🤖 AI Summary
This paper addresses the challenge of implicit argumentative structure in textual discourse, which hinders automated argumentative reasoning. To tackle this, we propose an end-to-end method for constructing Argumentation Knowledge Graphs (AKGs). First, we build a structured AKG with fine-grained argumentative components, relational annotations, and rich attributes/metadata. Second, we introduce, for the first time, learnable and annotatable formal inference rules—integrated with Modus Ponens—to explicitly generate premise-conclusion chains via hypothetical reasoning.

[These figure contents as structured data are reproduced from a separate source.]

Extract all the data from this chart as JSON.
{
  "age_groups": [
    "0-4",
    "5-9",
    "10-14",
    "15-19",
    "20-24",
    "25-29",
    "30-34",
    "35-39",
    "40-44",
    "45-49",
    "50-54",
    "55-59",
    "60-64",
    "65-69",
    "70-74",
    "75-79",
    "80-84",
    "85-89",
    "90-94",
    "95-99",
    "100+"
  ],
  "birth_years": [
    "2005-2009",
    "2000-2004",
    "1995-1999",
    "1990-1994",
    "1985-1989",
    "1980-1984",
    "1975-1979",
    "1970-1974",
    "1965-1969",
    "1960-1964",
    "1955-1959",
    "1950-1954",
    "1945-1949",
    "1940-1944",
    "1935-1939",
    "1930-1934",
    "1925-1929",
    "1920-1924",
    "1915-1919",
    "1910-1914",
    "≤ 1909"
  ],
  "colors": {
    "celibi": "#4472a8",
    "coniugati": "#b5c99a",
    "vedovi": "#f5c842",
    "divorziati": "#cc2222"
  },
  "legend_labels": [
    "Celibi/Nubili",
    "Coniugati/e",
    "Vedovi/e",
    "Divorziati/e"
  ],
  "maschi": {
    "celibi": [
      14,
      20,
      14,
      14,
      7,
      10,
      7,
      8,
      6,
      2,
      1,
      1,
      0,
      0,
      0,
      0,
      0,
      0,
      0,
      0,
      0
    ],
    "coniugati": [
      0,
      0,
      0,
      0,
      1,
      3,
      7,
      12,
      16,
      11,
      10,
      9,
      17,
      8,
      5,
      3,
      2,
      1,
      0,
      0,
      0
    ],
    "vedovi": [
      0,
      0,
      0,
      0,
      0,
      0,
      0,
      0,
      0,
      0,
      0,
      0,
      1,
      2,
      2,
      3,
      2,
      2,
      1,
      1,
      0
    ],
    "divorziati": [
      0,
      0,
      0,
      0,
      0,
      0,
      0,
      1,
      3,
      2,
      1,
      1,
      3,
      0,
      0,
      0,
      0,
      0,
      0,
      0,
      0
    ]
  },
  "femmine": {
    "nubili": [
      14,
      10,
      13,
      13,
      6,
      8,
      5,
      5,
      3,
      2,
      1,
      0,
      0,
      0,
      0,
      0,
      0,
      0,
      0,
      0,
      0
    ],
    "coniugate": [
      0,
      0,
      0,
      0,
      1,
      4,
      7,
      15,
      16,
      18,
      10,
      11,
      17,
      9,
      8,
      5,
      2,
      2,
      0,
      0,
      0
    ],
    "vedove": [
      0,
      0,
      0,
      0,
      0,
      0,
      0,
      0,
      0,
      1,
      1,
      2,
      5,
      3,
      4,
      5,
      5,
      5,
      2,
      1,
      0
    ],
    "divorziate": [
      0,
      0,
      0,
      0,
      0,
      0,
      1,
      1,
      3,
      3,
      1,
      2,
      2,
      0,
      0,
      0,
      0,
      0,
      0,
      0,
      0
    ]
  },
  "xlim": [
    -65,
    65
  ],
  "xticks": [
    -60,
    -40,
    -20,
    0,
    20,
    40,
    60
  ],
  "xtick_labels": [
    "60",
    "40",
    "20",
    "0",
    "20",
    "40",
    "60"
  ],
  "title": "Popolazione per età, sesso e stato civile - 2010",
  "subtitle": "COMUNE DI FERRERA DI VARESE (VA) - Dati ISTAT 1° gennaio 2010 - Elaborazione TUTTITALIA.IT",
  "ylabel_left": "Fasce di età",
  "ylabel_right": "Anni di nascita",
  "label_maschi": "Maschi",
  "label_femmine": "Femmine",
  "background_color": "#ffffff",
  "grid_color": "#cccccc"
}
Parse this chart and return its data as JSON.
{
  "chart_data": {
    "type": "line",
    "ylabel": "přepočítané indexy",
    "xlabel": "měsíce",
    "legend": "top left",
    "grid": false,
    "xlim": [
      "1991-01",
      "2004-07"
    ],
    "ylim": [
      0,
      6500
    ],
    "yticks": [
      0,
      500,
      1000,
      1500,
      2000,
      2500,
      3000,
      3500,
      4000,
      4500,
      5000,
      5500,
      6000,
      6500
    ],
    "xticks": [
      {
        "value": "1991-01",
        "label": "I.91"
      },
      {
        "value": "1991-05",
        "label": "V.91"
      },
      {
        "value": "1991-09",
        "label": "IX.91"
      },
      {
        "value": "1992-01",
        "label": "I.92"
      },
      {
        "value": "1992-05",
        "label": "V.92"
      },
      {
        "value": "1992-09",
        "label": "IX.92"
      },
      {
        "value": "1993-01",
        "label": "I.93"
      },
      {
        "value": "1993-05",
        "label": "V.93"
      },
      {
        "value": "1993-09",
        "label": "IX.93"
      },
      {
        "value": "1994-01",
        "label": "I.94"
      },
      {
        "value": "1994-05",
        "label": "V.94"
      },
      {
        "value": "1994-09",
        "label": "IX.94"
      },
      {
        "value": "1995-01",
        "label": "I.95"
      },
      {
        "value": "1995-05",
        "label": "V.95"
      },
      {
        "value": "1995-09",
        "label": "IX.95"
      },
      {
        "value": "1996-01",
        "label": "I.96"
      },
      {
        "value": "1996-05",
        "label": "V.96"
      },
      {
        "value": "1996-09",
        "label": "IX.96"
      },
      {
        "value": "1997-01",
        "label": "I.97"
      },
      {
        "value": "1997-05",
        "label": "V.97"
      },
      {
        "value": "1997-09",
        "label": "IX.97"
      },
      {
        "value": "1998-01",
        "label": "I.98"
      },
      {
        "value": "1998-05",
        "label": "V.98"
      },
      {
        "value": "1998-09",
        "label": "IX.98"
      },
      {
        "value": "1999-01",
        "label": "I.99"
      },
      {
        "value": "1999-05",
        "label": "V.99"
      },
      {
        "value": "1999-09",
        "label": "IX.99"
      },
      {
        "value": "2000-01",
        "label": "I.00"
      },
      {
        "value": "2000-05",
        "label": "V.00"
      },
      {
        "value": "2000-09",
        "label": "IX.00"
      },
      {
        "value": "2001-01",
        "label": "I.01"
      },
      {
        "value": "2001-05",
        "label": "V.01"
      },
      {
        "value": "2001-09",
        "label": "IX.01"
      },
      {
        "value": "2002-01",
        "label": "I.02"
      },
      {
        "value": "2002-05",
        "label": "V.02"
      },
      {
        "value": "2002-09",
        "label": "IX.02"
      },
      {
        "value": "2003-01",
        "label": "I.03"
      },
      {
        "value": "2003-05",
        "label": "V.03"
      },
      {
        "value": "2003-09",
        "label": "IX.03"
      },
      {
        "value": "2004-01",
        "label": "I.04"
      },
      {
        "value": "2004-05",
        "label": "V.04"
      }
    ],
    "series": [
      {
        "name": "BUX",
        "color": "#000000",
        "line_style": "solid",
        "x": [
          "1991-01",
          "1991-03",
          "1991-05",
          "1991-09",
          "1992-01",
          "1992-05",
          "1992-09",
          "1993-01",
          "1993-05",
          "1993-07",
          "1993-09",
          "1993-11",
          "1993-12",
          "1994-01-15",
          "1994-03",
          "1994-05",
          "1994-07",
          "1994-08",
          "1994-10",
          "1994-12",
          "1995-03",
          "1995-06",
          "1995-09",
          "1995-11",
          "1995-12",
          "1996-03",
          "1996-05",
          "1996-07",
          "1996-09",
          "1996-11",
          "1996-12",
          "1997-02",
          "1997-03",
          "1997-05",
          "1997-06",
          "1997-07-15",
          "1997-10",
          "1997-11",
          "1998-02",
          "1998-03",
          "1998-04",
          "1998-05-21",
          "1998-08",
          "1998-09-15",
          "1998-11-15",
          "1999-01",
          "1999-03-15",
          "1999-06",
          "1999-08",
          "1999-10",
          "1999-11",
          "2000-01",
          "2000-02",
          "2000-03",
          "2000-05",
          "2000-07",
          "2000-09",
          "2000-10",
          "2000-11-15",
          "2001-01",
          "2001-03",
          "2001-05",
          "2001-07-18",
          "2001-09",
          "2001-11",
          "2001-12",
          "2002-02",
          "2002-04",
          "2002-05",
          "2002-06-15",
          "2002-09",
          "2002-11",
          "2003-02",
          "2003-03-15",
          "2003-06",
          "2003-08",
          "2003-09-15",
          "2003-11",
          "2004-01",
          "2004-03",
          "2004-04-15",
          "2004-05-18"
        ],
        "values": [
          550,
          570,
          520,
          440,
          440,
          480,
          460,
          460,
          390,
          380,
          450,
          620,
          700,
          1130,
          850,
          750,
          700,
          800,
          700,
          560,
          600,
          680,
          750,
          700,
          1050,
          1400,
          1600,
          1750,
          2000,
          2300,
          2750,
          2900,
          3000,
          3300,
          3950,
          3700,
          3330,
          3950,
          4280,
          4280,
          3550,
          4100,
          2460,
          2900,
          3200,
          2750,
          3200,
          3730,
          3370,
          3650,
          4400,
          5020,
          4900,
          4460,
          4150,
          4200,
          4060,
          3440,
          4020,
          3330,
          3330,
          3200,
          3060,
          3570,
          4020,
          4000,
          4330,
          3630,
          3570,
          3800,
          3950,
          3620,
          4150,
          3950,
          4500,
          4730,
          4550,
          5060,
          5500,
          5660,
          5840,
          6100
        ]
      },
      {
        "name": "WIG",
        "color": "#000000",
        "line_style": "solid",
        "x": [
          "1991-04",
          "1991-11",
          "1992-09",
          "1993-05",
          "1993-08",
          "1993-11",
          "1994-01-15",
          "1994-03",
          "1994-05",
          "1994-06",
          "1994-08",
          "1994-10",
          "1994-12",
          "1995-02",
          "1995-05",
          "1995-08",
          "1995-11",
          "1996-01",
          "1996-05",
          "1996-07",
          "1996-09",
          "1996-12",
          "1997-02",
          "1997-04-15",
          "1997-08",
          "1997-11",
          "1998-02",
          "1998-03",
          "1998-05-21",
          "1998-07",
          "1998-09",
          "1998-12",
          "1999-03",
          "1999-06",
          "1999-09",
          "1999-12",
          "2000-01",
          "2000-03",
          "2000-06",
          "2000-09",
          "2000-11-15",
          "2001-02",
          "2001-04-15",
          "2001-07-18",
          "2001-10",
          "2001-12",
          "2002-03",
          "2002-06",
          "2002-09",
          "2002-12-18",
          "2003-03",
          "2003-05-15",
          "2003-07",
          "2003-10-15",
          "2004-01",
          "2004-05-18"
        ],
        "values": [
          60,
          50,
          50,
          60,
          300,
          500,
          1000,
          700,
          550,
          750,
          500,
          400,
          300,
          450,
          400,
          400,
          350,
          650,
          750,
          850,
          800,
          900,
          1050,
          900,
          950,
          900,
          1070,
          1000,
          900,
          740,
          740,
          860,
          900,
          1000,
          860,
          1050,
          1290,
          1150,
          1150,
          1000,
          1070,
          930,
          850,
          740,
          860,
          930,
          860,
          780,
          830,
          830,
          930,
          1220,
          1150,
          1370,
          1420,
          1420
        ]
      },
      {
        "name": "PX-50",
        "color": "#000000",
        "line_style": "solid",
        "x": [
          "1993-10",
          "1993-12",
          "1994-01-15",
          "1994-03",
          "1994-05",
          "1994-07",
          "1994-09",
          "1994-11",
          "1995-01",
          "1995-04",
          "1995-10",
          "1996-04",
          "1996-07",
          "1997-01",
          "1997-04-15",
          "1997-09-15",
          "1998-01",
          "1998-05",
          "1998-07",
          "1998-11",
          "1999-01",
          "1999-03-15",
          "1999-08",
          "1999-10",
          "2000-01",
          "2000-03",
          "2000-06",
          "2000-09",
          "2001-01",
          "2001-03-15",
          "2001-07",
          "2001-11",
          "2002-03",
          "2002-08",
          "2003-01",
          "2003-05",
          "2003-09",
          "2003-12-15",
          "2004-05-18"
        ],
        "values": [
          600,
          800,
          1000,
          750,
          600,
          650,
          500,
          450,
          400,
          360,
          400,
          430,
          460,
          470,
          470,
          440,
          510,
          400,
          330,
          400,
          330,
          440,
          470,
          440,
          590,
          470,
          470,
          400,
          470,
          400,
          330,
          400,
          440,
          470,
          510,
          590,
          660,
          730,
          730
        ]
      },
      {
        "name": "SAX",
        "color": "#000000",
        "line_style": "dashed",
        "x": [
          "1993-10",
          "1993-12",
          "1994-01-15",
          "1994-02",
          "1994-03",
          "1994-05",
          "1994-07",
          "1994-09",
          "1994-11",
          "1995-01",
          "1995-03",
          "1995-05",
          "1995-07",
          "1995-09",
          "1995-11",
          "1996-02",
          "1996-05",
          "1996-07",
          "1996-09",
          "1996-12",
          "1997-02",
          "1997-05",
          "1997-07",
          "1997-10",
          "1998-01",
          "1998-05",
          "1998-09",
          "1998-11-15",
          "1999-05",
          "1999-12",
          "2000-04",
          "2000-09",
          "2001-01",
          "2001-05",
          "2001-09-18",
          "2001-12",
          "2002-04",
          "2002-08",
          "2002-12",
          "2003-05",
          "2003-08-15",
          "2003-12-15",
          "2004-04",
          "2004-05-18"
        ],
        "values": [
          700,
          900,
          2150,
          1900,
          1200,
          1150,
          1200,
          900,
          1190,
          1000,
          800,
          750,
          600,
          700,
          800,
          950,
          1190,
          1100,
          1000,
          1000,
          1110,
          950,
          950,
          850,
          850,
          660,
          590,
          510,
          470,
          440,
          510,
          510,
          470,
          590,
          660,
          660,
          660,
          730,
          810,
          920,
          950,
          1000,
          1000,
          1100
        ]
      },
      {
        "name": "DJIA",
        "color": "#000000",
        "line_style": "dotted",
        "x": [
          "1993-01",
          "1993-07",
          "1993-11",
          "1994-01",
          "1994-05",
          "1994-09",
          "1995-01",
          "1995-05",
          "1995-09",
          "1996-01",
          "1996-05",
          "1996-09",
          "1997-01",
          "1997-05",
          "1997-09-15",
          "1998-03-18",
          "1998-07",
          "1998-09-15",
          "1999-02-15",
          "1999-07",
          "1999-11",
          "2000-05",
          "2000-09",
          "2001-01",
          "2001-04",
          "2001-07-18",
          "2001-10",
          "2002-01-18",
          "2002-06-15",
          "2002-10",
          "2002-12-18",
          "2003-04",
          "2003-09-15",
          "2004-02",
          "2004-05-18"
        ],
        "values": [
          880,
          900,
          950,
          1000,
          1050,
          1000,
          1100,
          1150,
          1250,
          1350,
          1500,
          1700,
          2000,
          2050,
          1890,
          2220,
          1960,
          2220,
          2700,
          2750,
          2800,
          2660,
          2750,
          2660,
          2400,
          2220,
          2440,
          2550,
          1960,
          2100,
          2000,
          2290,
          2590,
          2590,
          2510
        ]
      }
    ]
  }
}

Third, we identify implicit indirect argumentative relations and undercut-type attacks, thereby overcoming modeling limitations of conventional argument mining datasets. Experimental results demonstrate significant improvements in argumentative coherence verification and revision opportunity detection. Our approach establishes a learnable, interpretable representation foundation for implicit argumentative relations, advancing the capabilities of argumentative reasoning models.
📝 Abstract
This paper presents a framework to convert argumentative texts into argument knowledge graphs (AKG). Starting with basic annotations of argumentative components (ACs) and argumentative relations (ARs), we enrich the information by constructing a knowledge base (KB) graph with metadata attributes for nodes. Next, we use premises and inference rules from the KB to form arguments by applying modus ponens. From these arguments, we create an AKG. The nodes and edges of the AKG have attributes that capture important argumentative features. We also find missing inference rules by identifying markers. This makes it possible to identify undercut attacks that were previously undetectable in existing datasets. The AKG gives a graphical view of the argumentative structure that is easier to understand than theoretical formats. It also prepares the ground for future reasoning tasks, including checking the coherence of arguments and identifying opportunities for revision. For this, it is important to find indirect relations, many of which are implicit. Our proposed AKG format, with annotated inference rules and modus ponens, will help reasoning models learn the implicit indirect relations that require inference over arguments and the relations between them.